Comme son frère Michel, François Pelletier fut inhumé dans le cimetière de Milly-sur-Thérain dont le monument aux morts porte le nom des deux frères. Tous deux sont également honorés par une plaque apposée sur le mur d’entrée de l’ancienne école communale du hameau de Courroy, « victimes de la barbarie allemande pour leur activité patriotique contre l’oppresseur ». François Pelletier fut reconnu Mort pour la France et décoré, à titre posthume, de la Croix de guerre avec étoile de bronze. Le Var garde aussi le souvenir de François Pelletier : son nom a été donné à des rues de Saint-Tropez, Cogolin et La-Garde-Freinet. À proximité de cette localité, au col de Vignon, sur la route départementale 74, une stèle perpétue son nom et celui de Jean-Maurice Muthular d’Errecalde. L’inscription évoque leur combat « pour que vive la France et l’Humanité ».
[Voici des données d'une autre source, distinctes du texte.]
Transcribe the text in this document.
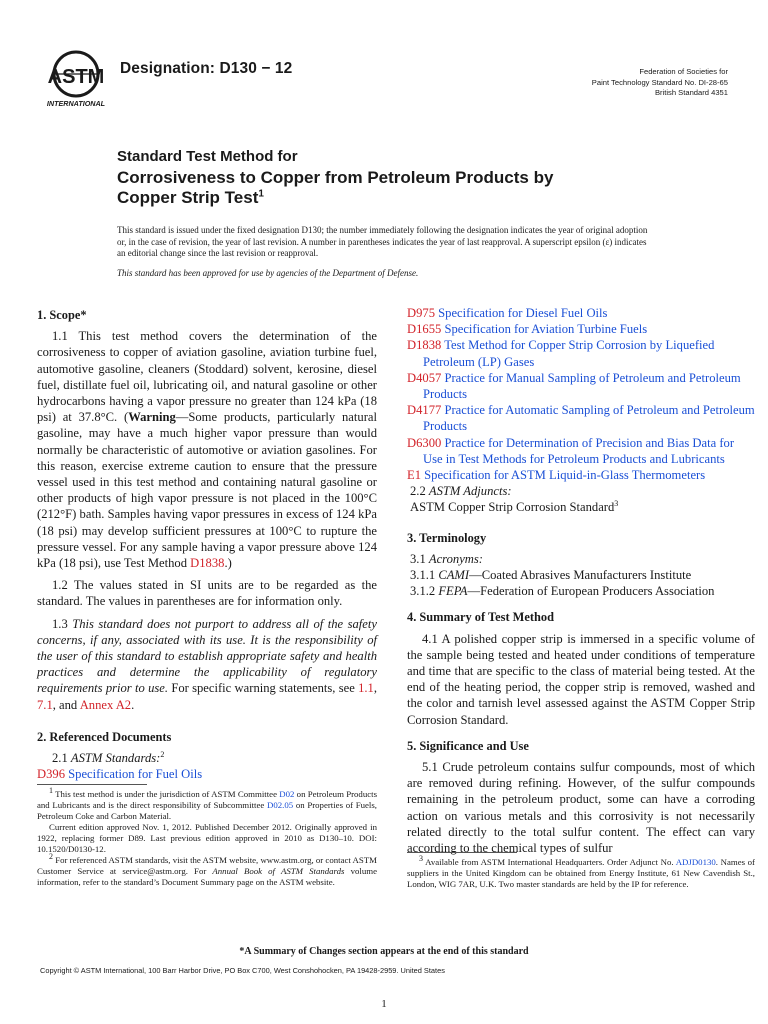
ASTM
INTERNATIONAL
Designation: D130 − 12	Federation of Societies for
Paint Technology Standard No. DI-28-65
British Standard 4351
Standard Test Method for
Corrosiveness to Copper from Petroleum Products by
Copper Strip Test$^1$
This standard is issued under the fixed designation D130; the number immediately following the designation indicates the year of original adoption or, in the case of revision, the year of last revision. A number in parentheses indicates the year of last reapproval. A superscript epsilon (ε) indicates an editorial change since the last revision or reapproval.
This standard has been approved for use by agencies of the Department of Defense.
1. Scope*

1.1 This test method covers the determination of the corrosiveness to copper of aviation gasoline, aviation turbine fuel, automotive gasoline, cleaners (Stoddard) solvent, kerosine, diesel fuel, distillate fuel oil, lubricating oil, and natural gasoline or other hydrocarbons having a vapor pressure no greater than 124 kPa (18 psi) at 37.8°C. (Warning—Some products, particularly natural gasoline, may have a much higher vapor pressure than would normally be characteristic of automotive or aviation gasolines. For this reason, exercise extreme caution to ensure that the pressure vessel used in this test method and containing natural gasoline or other products of high vapor pressure is not placed in the 100°C (212°F) bath. Samples having vapor pressures in excess of 124 kPa (18 psi) may develop sufficient pressures at 100°C to rupture the pressure vessel. For any sample having a vapor pressure above 124 kPa (18 psi), use Test Method D1838.)

1.2 The values stated in SI units are to be regarded as the standard. The values in parentheses are for information only.

1.3 This standard does not purport to address all of the safety concerns, if any, associated with its use. It is the responsibility of the user of this standard to establish appropriate safety and health practices and determine the applicability of regulatory requirements prior to use. For specific warning statements, see 1.1, 7.1, and Annex A2.

2. Referenced Documents

2.1 ASTM Standards:$^2$

D396 Specification for Fuel Oils
D975 Specification for Diesel Fuel Oils
D1655 Specification for Aviation Turbine Fuels
D1838 Test Method for Copper Strip Corrosion by Liquefied Petroleum (LP) Gases
D4057 Practice for Manual Sampling of Petroleum and Petroleum Products
D4177 Practice for Automatic Sampling of Petroleum and Petroleum Products
D6300 Practice for Determination of Precision and Bias Data for Use in Test Methods for Petroleum Products and Lubricants
E1 Specification for ASTM Liquid-in-Glass Thermometers

2.2 ASTM Adjuncts:

ASTM Copper Strip Corrosion Standard$^3$

3. Terminology

3.1 Acronyms:

3.1.1 CAMI—Coated Abrasives Manufacturers Institute

3.1.2 FEPA—Federation of European Producers Association

4. Summary of Test Method

4.1 A polished copper strip is immersed in a specific volume of the sample being tested and heated under conditions of temperature and time that are specific to the class of material being tested. At the end of the heating period, the copper strip is removed, washed and the color and tarnish level assessed against the ASTM Copper Strip Corrosion Standard.

5. Significance and Use

5.1 Crude petroleum contains sulfur compounds, most of which are removed during refining. However, of the sulfur compounds remaining in the petroleum product, some can have a corroding action on various metals and this corrosivity is not necessarily related directly to the total sulfur content. The effect can vary according to the chemical types of sulfur

$^1$ This test method is under the jurisdiction of ASTM Committee D02 on Petroleum Products and Lubricants and is the direct responsibility of Subcommittee D02.05 on Properties of Fuels, Petroleum Coke and Carbon Material.

Current edition approved Nov. 1, 2012. Published December 2012. Originally approved in 1922, replacing former D89. Last previous edition approved in 2010 as D130–10. DOI: 10.1520/D0130-12.

$^2$ For referenced ASTM standards, visit the ASTM website, www.astm.org, or contact ASTM Customer Service at service@astm.org. For Annual Book of ASTM Standards volume information, refer to the standard’s Document Summary page on the ASTM website.

$^3$ Available from ASTM International Headquarters. Order Adjunct No. ADJD0130. Names of suppliers in the United Kingdom can be obtained from Energy Institute, 61 New Cavendish St., London, WIG 7AR, U.K. Two master standards are held by the IP for reference.

*A Summary of Changes section appears at the end of this standard
Copyright © ASTM International, 100 Barr Harbor Drive, PO Box C700, West Conshohocken, PA 19428-2959. United States
1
Auteur : Robert Mencherini

Sources : archives nationales, 72 AJ 104, AIII, le Kommandeur de la SIPO et du SD de Marseille, « Rapport final sur l’identification d’un groupe de Résistance de Marseille par le Kommandeur de Lyon dans l’affaire “industriel”. L’affaire Antoine », Marseille, 11 août 1944 ; archives départementales des Bouches-du-Rhône, 58 W 20, interrogatoire de Dunker par le principal chef de la BST, à propos du rapport Antoine, 9 juillet 1945 ; DAVCC, 27 P 45 Livre de saisies de la police de sécurité (SD), Marseille, commencé le 14 juin 1943 ; DAVCC, 27P 244, laboratoire de police technique, Marseille, 20 septembre 1944 (rapport d’autopsie des 38 cadavres de Signes) ; notice François Pelletier sur le site des Anciens des services spéciaux de la Défense nationale ; Antoine Pelletier, Autrement qu’ainsi, Paris, Éd. Quintette, 1991 ; Henri Rosencher, Le sel, la cendre et la flamme, Paris, Kiron-Éditions du Félin, 2000, pp. 245, 253 ; Madeleine Baudoin, Témoins de la Résistance en R2, intérêt du témoignage en histoire contemporaine, thèse de doctorat d’État, Université de Provence, 1977, 3 volumes, 820 p. ; Sir Richard Brooks, Flottilles secrètes. Les liaisons clandestines en France et en Afrique du Nord, 1940-1944, éditions Marcel-Didier Vrac, Le Touvet, 2001, p. 941, (avec une erreur sur le point de chute indiqué, baie de Morgiou) ; Arthur Layton Funk, Les Alliés et la Résistance. Un combat côte à côte pour libérer le Sud-Est de la France, Aix, Édisud, 2001, trad. Christine Alicot (ed. originale, Hidden Ally, Greenport, Greenwood Press, 1992) ; Jean-Marie Guillon, La Résistance dans le Var, essai d’histoire politique, thèse de doctorat d’État, dir. Émile Temime, Université de Provence, Aix-en-Provence, 1989 ; Jean-Marie Guillon, notice in Maitron-en-ligne ; Robert Mencherini, Résistance et Occupation, 1940-1944, Midi rouge, Ombres et lumières. Histoire politique et sociale de Marseille et des Bouches-du-Rhône, 1930 - 1950, tome 4, La Libération et les années tricolores, Paris, Syllepse, 2014, pp. 45 et 60.